Flying Girl Where the Wild Things Bloom, or Nature Deep
Golden Fluid Acrylics, Faber Castell Pitt Artist Pens, White Gel pen
Movement never stops, in life. I think we're like sharks. Swim or die. However, sometimes life seems to be flowing by so fast, we don't really get to go deep into the places we need to go.
I've been thinking about the Fifth secret in the 12 Secrets of Highly Creative Women. This week in the book club, it's "Committing to Self Focus." As I was reading the chapter, I was thinking how this really wasn't my struggle... the feeling that art was selfish (or if it was once, I've gotten over it). The feeling that I need to take care of my duties as a woman and a social being first before I turn to my art. Maybe it's because I'm kind of a hermit. Maybe it's the luck of being born into a family of artists who always supported my artistic leaning (not always other things, but art was always supported). I have made peace (mostly) with sacrificing my housekeeping and using PBS as a babysitter when need be. I have let go of being that perfect super mom so that I could be the best me, the best artist I can be.
But then, as I got farther in to the book, I began see some resonance. McMeekin mentions "the need for mothers to find blocks of time to create," espoused in another book, and I can see that is true for me. Unfortunately the other book (A Question of Balance: Artists and Writers on Motherhood, by Judith Pierce Rosenberg) also "advises young women to establish their careers before they embark on having children," which really doesn't help me now, does it? If I could go back in time, I might have put more pressure on myself to get my career going, not realizing the struggle it would be when I had less freedom as a mother. But I can't, and here I am now. So I need to make now as productive as I can. I need to make it work for me.

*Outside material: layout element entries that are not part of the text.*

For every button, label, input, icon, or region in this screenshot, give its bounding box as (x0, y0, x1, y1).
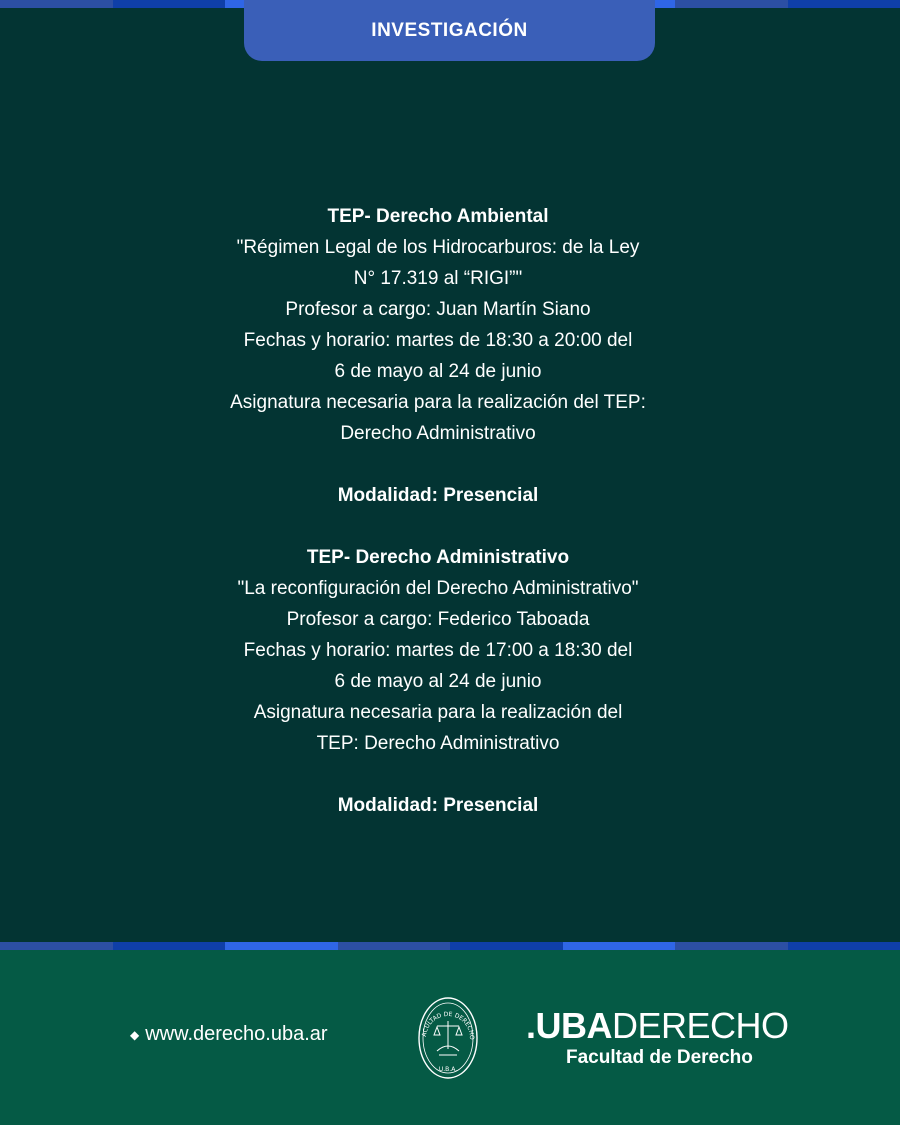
footer-stripe (0, 942, 900, 950)
diamond-icon: ◆ (130, 1027, 140, 1042)
website-text: www.derecho.uba.ar (145, 1023, 328, 1045)
seal-text-bottom: U.B.A. (438, 1066, 458, 1073)
spacer (150, 511, 726, 542)
course-line: Asignatura necesaria para la realización del (253, 702, 623, 723)
faculty-seal-icon (417, 993, 479, 1083)
brand-subtitle: Facultad de Derecho (566, 1047, 753, 1068)
course-modality: Modalidad: Presencial (337, 485, 539, 506)
course-line: 6 de mayo al 24 de junio (334, 671, 542, 692)
svg-text:FACULTAD DE DERECHO (417, 993, 475, 1040)
course-line: Fechas y horario: martes de 17:00 a 18:30 del (243, 640, 633, 661)
course-modality: Modalidad: Presencial (337, 795, 539, 816)
course-title: TEP- Derecho Administrativo (306, 547, 570, 568)
brand-logo (526, 1006, 789, 1069)
spacer (150, 449, 726, 480)
seal-text-top: ACULTAD DE DERECHO (420, 1010, 476, 1040)
brand-suffix: DERECHO (612, 1005, 789, 1046)
section-tag-label: INVESTIGACIÓN (371, 19, 528, 41)
spacer (150, 759, 726, 790)
course-list (150, 201, 726, 821)
website-link[interactable] (130, 1023, 328, 1046)
section-tag (244, 0, 655, 61)
course-line: N° 17.319 al “RIGI”" (353, 268, 523, 289)
course-line: TEP: Derecho Administrativo (316, 733, 560, 754)
course-line: 6 de mayo al 24 de junio (334, 361, 542, 382)
course-line: Fechas y horario: martes de 18:30 a 20:00 del (243, 330, 633, 351)
course-line: Profesor a cargo: Juan Martín Siano (285, 299, 591, 320)
course-line: "Régimen Legal de los Hidrocarburos: de la Ley (236, 237, 640, 258)
course-line: Profesor a cargo: Federico Taboada (286, 609, 590, 630)
footer (0, 950, 900, 1125)
course-line: Asignatura necesaria para la realización del TEP: (230, 392, 646, 413)
course-line: Derecho Administrativo (340, 423, 536, 444)
brand-prefix: .UBA (526, 1005, 612, 1046)
course-line: "La reconfiguración del Derecho Administrativo" (237, 578, 639, 599)
course-title: TEP- Derecho Ambiental (327, 206, 549, 227)
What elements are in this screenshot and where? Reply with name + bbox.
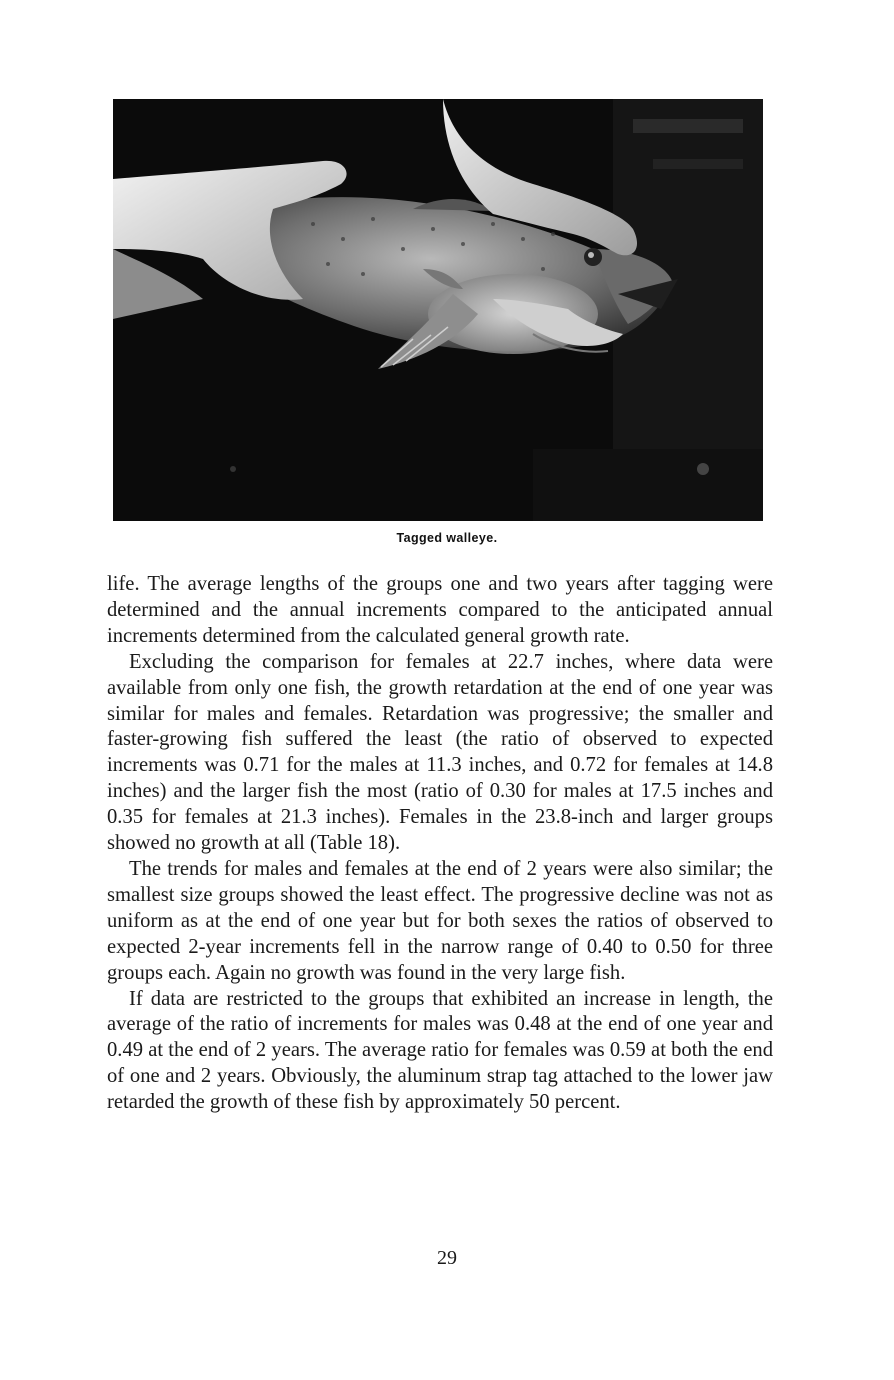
walleye-photo-image: [113, 99, 763, 521]
tagged-walleye-photo: [113, 99, 763, 521]
paragraph-2: Excluding the comparison for females at 22.7 inches, where data were available from only one fish, the growth retardation at the end of one year was similar for males and females. Retardation was progressive; the smaller and faster-growing fish suffered the least (the ratio of observed to expected increments was 0.71 for the males at 11.3 inches, and 0.72 for females at 14.8 inches) and the larger fish the most (ratio of 0.30 for males at 17.5 inches and 0.35 for females at 21.3 inches). Females in the 23.8-inch and larger groups showed no growth at all (Table 18).: [107, 650, 773, 855]
paragraph-3: The trends for males and females at the end of 2 years were also similar; the smallest size groups showed the least effect. The progressive decline was not as uniform as at the end of one year but for both sexes the ratios of observed to expected 2-year increments fell in the narrow range of 0.40 to 0.50 for three groups each. Again no growth was found in the very large fish.: [107, 857, 773, 984]
paragraph-4: If data are restricted to the groups that exhibited an increase in length, the average of the ratio of increments for males was 0.48 at the end of one year and 0.49 at the end of 2 years. The average ratio for females was 0.59 at both the end of one and 2 years. Obviously, the aluminum strap tag attached to the lower jaw retarded the growth of these fish by approximately 50 percent.: [107, 987, 773, 1114]
paragraph-1: life. The average lengths of the groups one and two years after tagging were determined and the annual increments compared to the anticipated annual increments determined from the calculated general growth rate.: [107, 573, 773, 647]
body-text: [107, 572, 773, 1116]
figure-caption: Tagged walleye.: [396, 531, 498, 545]
page-number: 29: [437, 1247, 457, 1269]
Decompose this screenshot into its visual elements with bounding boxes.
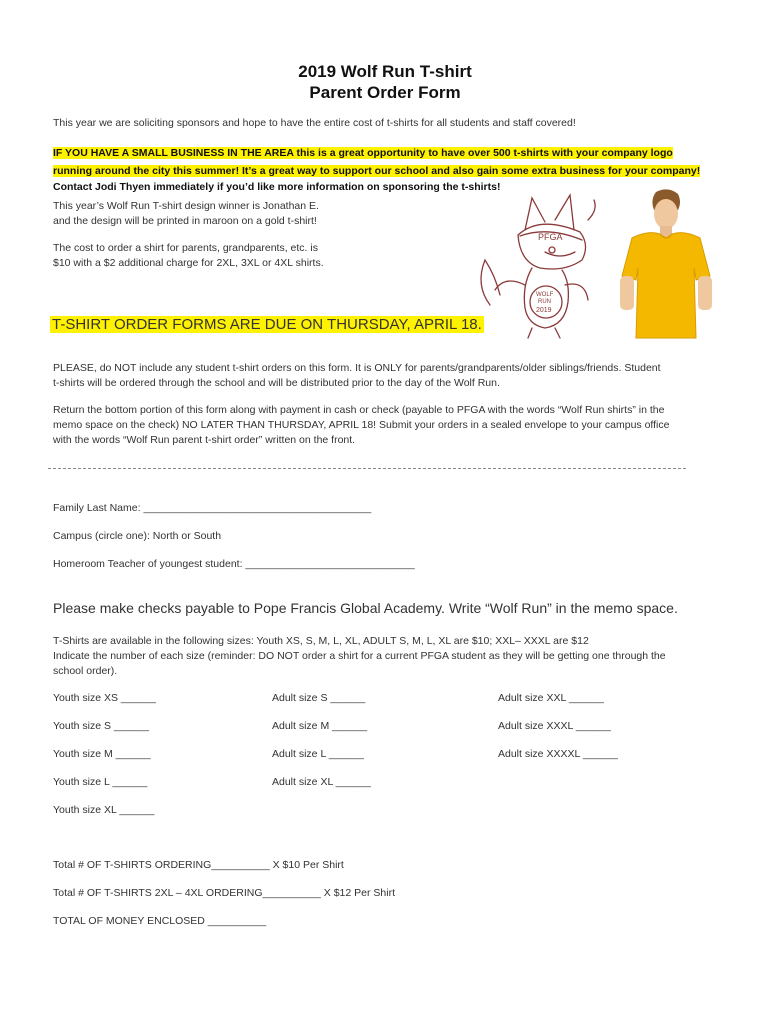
design-line: This year’s Wolf Run T-shirt design winner is Jonathan E. xyxy=(53,200,319,212)
youth-size-s-field[interactable]: Youth size S ______ xyxy=(53,720,149,732)
return-line: with the words “Wolf Run parent t-shirt order” written on the front. xyxy=(53,434,356,446)
adult-size-l-field[interactable]: Adult size L ______ xyxy=(272,748,364,760)
page-title: 2019 Wolf Run T-shirt xyxy=(298,62,472,81)
please-note xyxy=(53,361,661,391)
total-large-shirts-field[interactable]: Total # OF T-SHIRTS 2XL – 4XL ORDERING__________ X $12 Per Shirt xyxy=(53,887,396,899)
wolf-logo-text: RUN xyxy=(538,299,551,305)
design-line: and the design will be printed in maroon on a gold t-shirt! xyxy=(53,215,317,227)
adult-size-xl-field[interactable]: Adult size XL ______ xyxy=(272,776,371,788)
please-line: PLEASE, do NOT include any student t-shirt orders on this form. It is ONLY for parents/grandparents/older siblings/friends. Student xyxy=(53,362,661,374)
wolf-logo-text: 2019 xyxy=(536,307,552,314)
total-shirts-field[interactable]: Total # OF T-SHIRTS ORDERING__________ X $10 Per Shirt xyxy=(53,859,344,871)
total-money-field[interactable]: TOTAL OF MONEY ENCLOSED __________ xyxy=(53,915,267,927)
due-date-text: T-SHIRT ORDER FORMS ARE DUE ON THURSDAY, APRIL 18. xyxy=(52,316,482,333)
wolf-logo-text: WOLF xyxy=(536,292,554,298)
youth-size-xs-field[interactable]: Youth size XS ______ xyxy=(53,692,156,704)
adult-size-xxxxl-field[interactable]: Adult size XXXXL ______ xyxy=(498,748,618,760)
campus-field[interactable]: Campus (circle one): North or South xyxy=(53,530,222,542)
homeroom-field[interactable]: Homeroom Teacher of youngest student: _____________________________ xyxy=(53,558,415,570)
return-line: memo space on the check) NO LATER THAN THURSDAY, APRIL 18! Submit your orders in a sealed envelope to your campus office xyxy=(53,419,670,431)
family-name-field[interactable]: Family Last Name: _______________________________________ xyxy=(53,502,372,514)
adult-size-xxxl-field[interactable]: Adult size XXXL ______ xyxy=(498,720,611,732)
intro-text: This year we are soliciting sponsors and hope to have the entire cost of t-shirts for all students and staff covered! xyxy=(53,117,576,129)
cut-line-divider xyxy=(48,468,686,469)
design-text xyxy=(53,199,319,229)
please-line: t-shirts will be ordered through the school and will be distributed prior to the day of the Wolf Run. xyxy=(53,377,500,389)
return-line: Return the bottom portion of this form along with payment in cash or check (payable to PFGA with the words “Wolf Run shirts” in the xyxy=(53,404,665,416)
page-subtitle: Parent Order Form xyxy=(309,83,461,102)
wolf-mascot-drawing xyxy=(470,190,610,340)
cost-line: The cost to order a shirt for parents, grandparents, etc. is xyxy=(53,242,318,254)
due-date-banner xyxy=(50,314,484,336)
youth-size-xl-field[interactable]: Youth size XL ______ xyxy=(53,804,155,816)
youth-size-m-field[interactable]: Youth size M ______ xyxy=(53,748,151,760)
adult-size-xxl-field[interactable]: Adult size XXL ______ xyxy=(498,692,604,704)
youth-size-l-field[interactable]: Youth size L ______ xyxy=(53,776,148,788)
sizes-line: Indicate the number of each size (reminder: DO NOT order a shirt for a current PFGA student as they will be getting one through the xyxy=(53,650,666,662)
cost-line: $10 with a $2 additional charge for 2XL, 3XL or 4XL shirts. xyxy=(53,257,324,269)
wolf-badge-text: PFGA xyxy=(538,232,563,242)
checks-payable-note: Please make checks payable to Pope Francis Global Academy. Write “Wolf Run” in the memo space. xyxy=(53,600,678,616)
sizes-info xyxy=(53,634,666,679)
adult-size-s-field[interactable]: Adult size S ______ xyxy=(272,692,366,704)
tshirt-model-photo xyxy=(618,188,713,348)
return-instructions xyxy=(53,403,669,448)
highlight-contact: Contact Jodi Thyen immediately if you’d like more information on sponsoring the t-shirts! xyxy=(53,181,501,193)
cost-text xyxy=(53,241,324,271)
highlight-line: IF YOU HAVE A SMALL BUSINESS IN THE AREA this is a great opportunity to have over 500 t-shirts with your company logo xyxy=(53,147,673,159)
sizes-line: school order). xyxy=(53,665,118,677)
adult-size-m-field[interactable]: Adult size M ______ xyxy=(272,720,368,732)
sponsor-highlight xyxy=(53,143,700,195)
sizes-line: T-Shirts are available in the following sizes: Youth XS, S, M, L, XL, ADULT S, M, L, XL are $10; XXL– XXXL are $12 xyxy=(53,635,589,647)
highlight-line: running around the city this summer! It’s a great way to support our school and also gain some extra business for your company! xyxy=(53,165,701,177)
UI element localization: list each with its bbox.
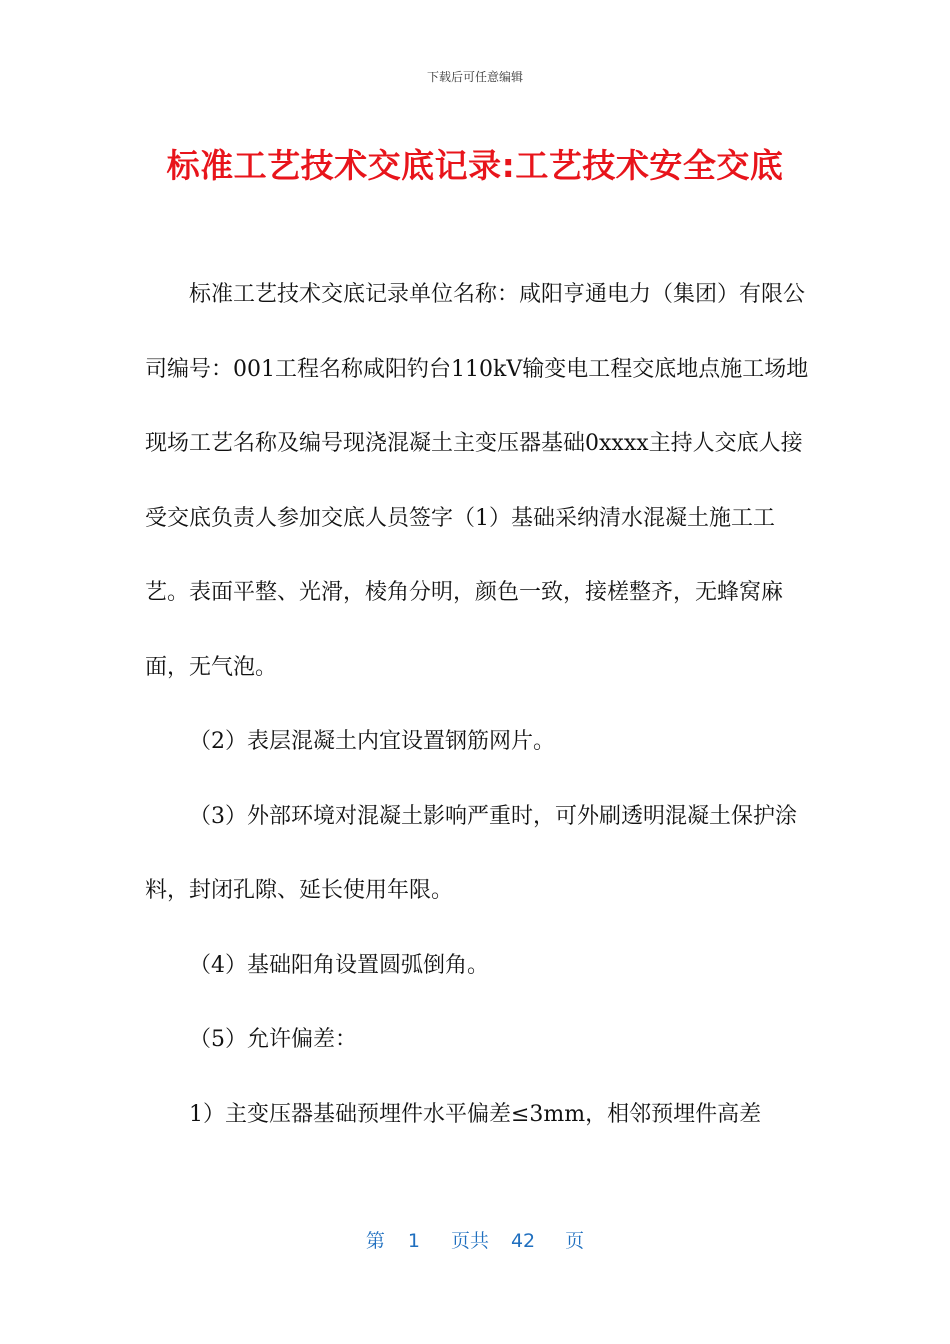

Yes, I am working a lot. I paint and I write and I take photographs and blog and cook and raise my children and all of that, but I don't really work that deep. I don't have those blocks of time to really sculpt my work. I go on instinct and my subconscious and the many years of practice I have put into writing and art. It's those years that allow me to sit down and whip out 1200 words of new writing in an hour, or a painting while watching tv. Years of just diving in and being there. If I was unable to work so fast, I don't know if I would be working at all, to tell the truth.
I'm finding a difficulty now as I start revising parts of my novel that are already written. I don't have the space in my mind to be able to get the larger picture. I can do little bits at a time, but I don't feel like I am getting myself deep into the work.
Maybe that's where my anxiety is coming from right now. I could say, "oh this is just the ebb and flow of creativity." I could allow myself to not write, but I know what happens when I do that. I stop writing. It is the practice of showing up for the work that keeps the work going. I need to keep writing.
Maybe the anxiety is necessary. Maybe in order to get to where I want to go with my novel, I need to feel uncomfortable. Maybe I need to ask for support from those around me. (Yes, they have always supported me, but as an adult, I have to ask for that support for them to give it to me. And I hate asking for help.) Maybe I need to ask for my mom and/or step dad to take the kids one or two days a week so I can really get going.
You know, I think being uncomfortable is often necessary to art. It doesn't mean that you have to create work that is "cutting edge" or uncomfortable or shocking, but it does mean that you have to push the edge in yourself. Push the comfort. Get out of the ease and steady every day patterns of thinking. Open doors that you are afraid of. Stand up when you'd rather sit down and hide. Stop and face the things that you have been running away from all your life.
Just like this Flying Girl, I feel like I am right on the outside of that forest of deep work. It looks scary and weird, and it looks like I might never get out if I get caught up in those dark brambles, but I am convinced that inside of that darkness is the true place. I am trying to figure out what I need to do to get where I belong. I may need to go at it in an oblique way, because I have been resisting this push.
And it is also interesting that this painting was inspired by the Sweet Treat Thursday prompt, and yet it dovetailed right into the 12 Secrets chapter for me. Maybe I wouldn't gone away with the meaning that I did if I did not have the two different ideas swimming in my head. I think it was Orson Scott Card who said all of his novels started not with one idea, but with two unrelated ideas that then set up a resonance. Interesting.
And just so you know, folks, this deepness I am talking about, isn't really about the content of the work for me. I'm okay with that depth. It's more about taking things to the end and bringing them out again. This is my darkness, my fear. Finishing. Showing. Selling. Publishing.
What is your fear? When you think about deep work, what are you afraid of facing? What stops you in your tracks? How do you think you can get past those brambles?